There isn’t much you can do to save a film if the script is poor—but every once in a while a film will possess qualities that can help mitigate the weakness of the source material. For instance, with an action driven, post-apocalyptic tale like Maze Runner: The Scorch Trials you can hide a lot of bad with inventive production design.
If the visual elements that inform a world are compelling and well executed they can help take the audience’s attention away from gaping plot holes, generally poor performances and a story that loses its way in the second act. And while your production design on Scorch Trials doesn’t raise it above competent it does save it from being a complete waste of time.
Your work on this film—from the creatures that inhabit the burnt out hell hole that Earth has become, to the design of the government’s special forces uniform—was outstanding. It is a difficult thing to create the details of an imagined world, to strike a balance between plausibility while still remaining visually compelling.

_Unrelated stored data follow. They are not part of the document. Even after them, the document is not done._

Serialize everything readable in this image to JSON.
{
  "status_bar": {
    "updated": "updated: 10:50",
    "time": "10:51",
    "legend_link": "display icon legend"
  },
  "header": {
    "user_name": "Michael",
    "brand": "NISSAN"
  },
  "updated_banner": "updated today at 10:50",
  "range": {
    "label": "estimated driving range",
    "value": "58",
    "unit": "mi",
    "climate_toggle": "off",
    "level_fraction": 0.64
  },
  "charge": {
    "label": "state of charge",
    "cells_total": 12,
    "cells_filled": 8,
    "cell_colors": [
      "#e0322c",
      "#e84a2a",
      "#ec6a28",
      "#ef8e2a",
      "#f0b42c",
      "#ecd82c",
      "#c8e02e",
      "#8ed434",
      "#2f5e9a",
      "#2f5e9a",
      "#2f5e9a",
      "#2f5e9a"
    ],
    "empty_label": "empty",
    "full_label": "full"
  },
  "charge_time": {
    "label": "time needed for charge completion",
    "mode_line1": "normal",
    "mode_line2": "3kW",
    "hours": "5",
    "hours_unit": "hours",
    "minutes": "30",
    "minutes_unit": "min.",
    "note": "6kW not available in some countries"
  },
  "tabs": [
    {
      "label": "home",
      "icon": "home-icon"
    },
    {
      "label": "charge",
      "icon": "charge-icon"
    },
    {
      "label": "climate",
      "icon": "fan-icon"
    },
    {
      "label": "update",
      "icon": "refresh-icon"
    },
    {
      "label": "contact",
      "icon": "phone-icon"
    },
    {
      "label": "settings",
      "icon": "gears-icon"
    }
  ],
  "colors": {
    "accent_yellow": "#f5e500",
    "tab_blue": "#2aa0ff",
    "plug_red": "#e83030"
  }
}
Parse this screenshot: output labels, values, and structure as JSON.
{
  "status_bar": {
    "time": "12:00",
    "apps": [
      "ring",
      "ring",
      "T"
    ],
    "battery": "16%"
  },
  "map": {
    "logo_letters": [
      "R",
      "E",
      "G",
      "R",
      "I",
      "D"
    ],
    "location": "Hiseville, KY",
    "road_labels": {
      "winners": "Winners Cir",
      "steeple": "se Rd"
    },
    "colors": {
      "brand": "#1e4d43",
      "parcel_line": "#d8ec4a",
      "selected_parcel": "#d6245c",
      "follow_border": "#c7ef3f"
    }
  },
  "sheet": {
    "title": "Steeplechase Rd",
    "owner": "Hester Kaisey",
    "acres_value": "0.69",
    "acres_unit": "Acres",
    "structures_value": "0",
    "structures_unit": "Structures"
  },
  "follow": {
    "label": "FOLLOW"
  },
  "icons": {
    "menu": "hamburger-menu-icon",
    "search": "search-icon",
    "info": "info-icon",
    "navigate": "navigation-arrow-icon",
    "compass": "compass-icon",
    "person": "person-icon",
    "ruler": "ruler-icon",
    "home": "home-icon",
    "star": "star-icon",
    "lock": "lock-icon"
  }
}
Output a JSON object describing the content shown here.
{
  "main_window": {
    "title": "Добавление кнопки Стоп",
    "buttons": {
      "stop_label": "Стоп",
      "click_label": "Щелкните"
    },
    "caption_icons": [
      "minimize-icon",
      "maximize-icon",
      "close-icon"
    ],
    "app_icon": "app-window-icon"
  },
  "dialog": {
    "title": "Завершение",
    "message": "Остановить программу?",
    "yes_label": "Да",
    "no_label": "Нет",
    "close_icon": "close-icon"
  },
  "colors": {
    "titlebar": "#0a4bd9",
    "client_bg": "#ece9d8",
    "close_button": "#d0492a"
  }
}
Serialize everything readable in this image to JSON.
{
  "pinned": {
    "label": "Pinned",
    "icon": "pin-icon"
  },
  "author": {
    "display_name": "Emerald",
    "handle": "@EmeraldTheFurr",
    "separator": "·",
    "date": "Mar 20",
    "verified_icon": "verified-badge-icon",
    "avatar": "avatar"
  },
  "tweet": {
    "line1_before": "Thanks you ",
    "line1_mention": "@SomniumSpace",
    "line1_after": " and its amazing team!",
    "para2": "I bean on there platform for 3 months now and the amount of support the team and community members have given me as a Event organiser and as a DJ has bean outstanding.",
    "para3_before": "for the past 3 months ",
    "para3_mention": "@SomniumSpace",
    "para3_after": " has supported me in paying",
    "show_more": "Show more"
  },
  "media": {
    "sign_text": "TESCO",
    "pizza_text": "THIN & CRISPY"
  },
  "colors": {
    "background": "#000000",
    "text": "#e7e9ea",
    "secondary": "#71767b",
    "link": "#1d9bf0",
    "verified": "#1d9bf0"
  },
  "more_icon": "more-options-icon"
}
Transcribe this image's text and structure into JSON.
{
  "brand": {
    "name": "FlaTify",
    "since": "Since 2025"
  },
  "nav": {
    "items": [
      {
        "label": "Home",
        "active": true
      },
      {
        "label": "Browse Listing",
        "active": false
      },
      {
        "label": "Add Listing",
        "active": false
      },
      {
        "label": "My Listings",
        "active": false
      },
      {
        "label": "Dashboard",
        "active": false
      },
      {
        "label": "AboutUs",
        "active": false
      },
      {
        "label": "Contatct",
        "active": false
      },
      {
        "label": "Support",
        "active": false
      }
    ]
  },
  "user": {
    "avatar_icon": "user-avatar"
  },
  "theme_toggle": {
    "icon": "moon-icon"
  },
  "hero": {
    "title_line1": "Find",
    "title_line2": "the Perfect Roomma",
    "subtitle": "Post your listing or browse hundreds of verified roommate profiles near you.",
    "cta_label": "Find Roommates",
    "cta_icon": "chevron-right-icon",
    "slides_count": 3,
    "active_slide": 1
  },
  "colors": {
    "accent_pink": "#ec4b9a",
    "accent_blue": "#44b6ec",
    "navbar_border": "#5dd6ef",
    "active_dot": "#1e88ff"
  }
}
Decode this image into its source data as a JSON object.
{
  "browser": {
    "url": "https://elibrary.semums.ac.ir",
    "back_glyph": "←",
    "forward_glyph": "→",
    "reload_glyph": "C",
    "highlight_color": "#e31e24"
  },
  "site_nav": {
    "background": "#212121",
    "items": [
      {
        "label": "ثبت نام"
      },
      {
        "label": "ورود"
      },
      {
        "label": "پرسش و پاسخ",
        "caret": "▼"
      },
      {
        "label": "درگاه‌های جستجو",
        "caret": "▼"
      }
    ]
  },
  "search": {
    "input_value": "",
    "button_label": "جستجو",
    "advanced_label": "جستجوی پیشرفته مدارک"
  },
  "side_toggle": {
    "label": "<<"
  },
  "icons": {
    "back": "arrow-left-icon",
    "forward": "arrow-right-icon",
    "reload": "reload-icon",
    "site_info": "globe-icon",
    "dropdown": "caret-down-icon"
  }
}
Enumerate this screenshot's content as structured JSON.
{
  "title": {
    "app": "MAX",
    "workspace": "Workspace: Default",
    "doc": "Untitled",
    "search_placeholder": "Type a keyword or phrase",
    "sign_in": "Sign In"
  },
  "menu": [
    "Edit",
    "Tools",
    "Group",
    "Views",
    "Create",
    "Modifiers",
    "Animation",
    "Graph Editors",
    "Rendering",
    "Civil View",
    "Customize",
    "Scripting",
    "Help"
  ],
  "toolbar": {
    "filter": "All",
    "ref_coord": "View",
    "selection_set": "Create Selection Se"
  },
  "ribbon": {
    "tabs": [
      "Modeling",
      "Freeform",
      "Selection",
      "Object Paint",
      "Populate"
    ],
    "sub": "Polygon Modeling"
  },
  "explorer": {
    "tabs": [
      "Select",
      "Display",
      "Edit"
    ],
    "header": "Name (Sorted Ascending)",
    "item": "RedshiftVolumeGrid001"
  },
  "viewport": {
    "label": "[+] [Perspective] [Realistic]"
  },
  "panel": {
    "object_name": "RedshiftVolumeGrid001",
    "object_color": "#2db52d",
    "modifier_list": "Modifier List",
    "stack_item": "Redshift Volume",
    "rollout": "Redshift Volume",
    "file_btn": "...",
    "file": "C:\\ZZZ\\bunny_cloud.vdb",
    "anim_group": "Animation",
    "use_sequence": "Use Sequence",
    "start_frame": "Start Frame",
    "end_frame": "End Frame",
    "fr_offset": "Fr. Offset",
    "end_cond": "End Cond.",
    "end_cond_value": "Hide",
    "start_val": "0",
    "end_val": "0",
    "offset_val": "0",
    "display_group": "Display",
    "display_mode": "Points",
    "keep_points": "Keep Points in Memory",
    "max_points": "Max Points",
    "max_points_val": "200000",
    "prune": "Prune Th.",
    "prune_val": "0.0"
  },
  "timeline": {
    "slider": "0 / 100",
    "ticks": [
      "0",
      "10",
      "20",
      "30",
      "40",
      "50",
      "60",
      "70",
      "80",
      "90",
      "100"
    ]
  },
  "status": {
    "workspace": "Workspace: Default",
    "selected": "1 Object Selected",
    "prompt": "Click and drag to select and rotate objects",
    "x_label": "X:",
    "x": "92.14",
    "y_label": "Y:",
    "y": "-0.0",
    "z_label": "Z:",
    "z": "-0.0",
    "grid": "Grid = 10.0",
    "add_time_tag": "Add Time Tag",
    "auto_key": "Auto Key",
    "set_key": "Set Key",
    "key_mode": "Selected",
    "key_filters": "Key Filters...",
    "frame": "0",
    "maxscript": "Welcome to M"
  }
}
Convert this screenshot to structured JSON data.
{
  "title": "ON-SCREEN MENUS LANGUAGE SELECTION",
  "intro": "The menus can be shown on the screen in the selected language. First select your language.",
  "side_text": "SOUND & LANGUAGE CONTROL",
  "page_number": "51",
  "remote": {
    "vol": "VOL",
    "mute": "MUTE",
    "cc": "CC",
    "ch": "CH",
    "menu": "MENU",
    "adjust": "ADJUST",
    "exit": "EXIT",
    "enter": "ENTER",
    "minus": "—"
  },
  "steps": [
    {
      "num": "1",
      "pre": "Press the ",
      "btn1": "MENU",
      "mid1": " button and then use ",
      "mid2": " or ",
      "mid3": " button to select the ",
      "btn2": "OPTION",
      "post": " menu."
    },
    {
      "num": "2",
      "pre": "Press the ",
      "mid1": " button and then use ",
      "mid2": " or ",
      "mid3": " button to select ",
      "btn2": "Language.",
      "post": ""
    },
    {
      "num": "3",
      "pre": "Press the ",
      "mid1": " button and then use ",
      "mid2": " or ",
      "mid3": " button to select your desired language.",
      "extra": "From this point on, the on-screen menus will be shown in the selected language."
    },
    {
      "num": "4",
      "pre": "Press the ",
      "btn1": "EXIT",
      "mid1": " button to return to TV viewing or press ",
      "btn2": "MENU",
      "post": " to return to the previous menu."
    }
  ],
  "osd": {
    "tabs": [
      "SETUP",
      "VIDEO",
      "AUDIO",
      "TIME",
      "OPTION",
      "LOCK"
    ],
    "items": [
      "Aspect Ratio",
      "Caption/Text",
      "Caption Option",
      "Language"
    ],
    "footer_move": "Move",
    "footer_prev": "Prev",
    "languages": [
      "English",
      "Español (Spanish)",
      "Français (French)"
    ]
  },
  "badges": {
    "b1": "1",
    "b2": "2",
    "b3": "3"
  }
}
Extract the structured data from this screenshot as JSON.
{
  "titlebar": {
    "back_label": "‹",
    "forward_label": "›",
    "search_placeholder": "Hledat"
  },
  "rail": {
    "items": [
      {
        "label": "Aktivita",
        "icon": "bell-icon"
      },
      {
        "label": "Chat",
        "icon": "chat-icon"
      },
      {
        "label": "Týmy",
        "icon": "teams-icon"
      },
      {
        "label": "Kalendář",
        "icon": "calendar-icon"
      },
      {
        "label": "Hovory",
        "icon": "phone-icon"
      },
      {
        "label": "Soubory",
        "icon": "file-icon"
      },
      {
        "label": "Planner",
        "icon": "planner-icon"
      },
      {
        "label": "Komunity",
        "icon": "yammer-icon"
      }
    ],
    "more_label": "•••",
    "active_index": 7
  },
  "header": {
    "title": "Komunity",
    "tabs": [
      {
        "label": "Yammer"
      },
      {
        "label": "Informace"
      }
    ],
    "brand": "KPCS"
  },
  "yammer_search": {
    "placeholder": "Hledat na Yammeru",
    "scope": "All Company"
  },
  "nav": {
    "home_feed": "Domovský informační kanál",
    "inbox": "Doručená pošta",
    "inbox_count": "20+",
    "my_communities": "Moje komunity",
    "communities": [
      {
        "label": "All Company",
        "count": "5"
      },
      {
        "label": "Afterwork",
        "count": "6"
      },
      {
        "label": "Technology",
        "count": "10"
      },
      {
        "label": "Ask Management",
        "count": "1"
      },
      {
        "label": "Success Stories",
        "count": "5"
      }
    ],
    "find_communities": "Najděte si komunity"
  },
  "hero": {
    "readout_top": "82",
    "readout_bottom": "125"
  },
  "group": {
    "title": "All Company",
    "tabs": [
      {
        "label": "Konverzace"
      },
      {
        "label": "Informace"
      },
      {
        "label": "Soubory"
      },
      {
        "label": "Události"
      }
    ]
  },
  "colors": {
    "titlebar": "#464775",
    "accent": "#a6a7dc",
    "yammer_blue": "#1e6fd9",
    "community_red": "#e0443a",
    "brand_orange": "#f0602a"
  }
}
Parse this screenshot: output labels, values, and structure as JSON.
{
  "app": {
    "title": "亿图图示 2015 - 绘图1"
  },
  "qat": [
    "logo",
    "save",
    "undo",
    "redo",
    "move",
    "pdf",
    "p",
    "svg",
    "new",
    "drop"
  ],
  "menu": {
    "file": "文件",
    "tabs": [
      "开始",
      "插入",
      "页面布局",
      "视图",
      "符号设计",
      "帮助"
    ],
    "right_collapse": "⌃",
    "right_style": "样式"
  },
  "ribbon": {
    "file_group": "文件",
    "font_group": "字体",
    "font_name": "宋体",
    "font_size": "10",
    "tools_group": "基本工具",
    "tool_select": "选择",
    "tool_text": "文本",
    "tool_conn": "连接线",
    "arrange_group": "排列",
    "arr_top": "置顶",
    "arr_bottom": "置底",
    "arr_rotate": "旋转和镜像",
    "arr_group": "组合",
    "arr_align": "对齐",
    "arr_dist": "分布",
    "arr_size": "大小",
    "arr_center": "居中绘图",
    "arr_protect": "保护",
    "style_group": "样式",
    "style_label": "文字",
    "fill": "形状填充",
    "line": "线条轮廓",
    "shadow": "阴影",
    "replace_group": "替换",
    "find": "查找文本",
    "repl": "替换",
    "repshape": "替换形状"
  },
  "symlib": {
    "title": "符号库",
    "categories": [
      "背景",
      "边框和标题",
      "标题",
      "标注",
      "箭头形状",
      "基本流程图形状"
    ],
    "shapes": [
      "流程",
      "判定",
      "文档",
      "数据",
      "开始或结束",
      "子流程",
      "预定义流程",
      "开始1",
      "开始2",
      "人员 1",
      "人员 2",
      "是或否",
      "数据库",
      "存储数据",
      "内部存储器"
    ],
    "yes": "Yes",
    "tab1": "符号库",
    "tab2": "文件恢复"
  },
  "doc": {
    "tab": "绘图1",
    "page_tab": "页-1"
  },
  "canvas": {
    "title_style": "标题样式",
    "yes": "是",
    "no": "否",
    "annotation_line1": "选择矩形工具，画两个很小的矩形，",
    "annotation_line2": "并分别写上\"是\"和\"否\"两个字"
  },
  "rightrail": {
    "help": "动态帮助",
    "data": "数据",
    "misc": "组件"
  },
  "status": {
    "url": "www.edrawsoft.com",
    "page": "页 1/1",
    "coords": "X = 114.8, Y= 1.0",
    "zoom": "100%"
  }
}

Somehow you managed to walk that line throughout this otherwise forgettable mess of a film.
In the same way that every clichéd character in this film meanders aimlessly through the umpteen nameless, deserted cities that dot the landscape of this world, the plot follows the same path. There was never any kind of internal logic established that went beyond a kind of Pavlovian response to stimulus. The characters are saved by a mysterious group that is not at all what it seems—so characters flee into The Scorch (a term that rocketed pretty quickly from mildly hyperbolic to annoying by dint of overuse). Characters are threatened by (super creepy and well articulated) mutants—they flee. Characters are also chased by mysterious government agents with opaque motivations—yep, more fleeing. Finally the characters end up at an ostensibly mythic sanctuary and are betrayed by one of their own (which normally would be a spoiler but that piece of plot was so telegraphed, and telegraphed so early, that it was nothing but inevitable—yawn).
This kind of plot can actually work just fine, if it is handled correctly. But since no one in this film is anything other than a ‘character’—who is going to give a damn about what happens to any one of them? That is not only a failure of the script but of performance as well. No one in this film, not even Patricia Clarkson (all hail), gives us anything at all to hang on to. The direction, aside from a couple of lovely images involving characters in silhouettes trudging through the waste, is pedestrian at best. The whole project has the feel of either a paycheck generator or people padding their resumes. It seems that no one is actually engaged with the material beyond a baseline kind of expediency.
Well, almost no one. You managed to bring something to the table, Dan. And all of us who sat through Maze Runner: The Scorch Trials thank you for your effort. The visual landscape you articulated made the unbearable slightly more bearable and gave me something positive to write about instead of simply pouring venom onto the page.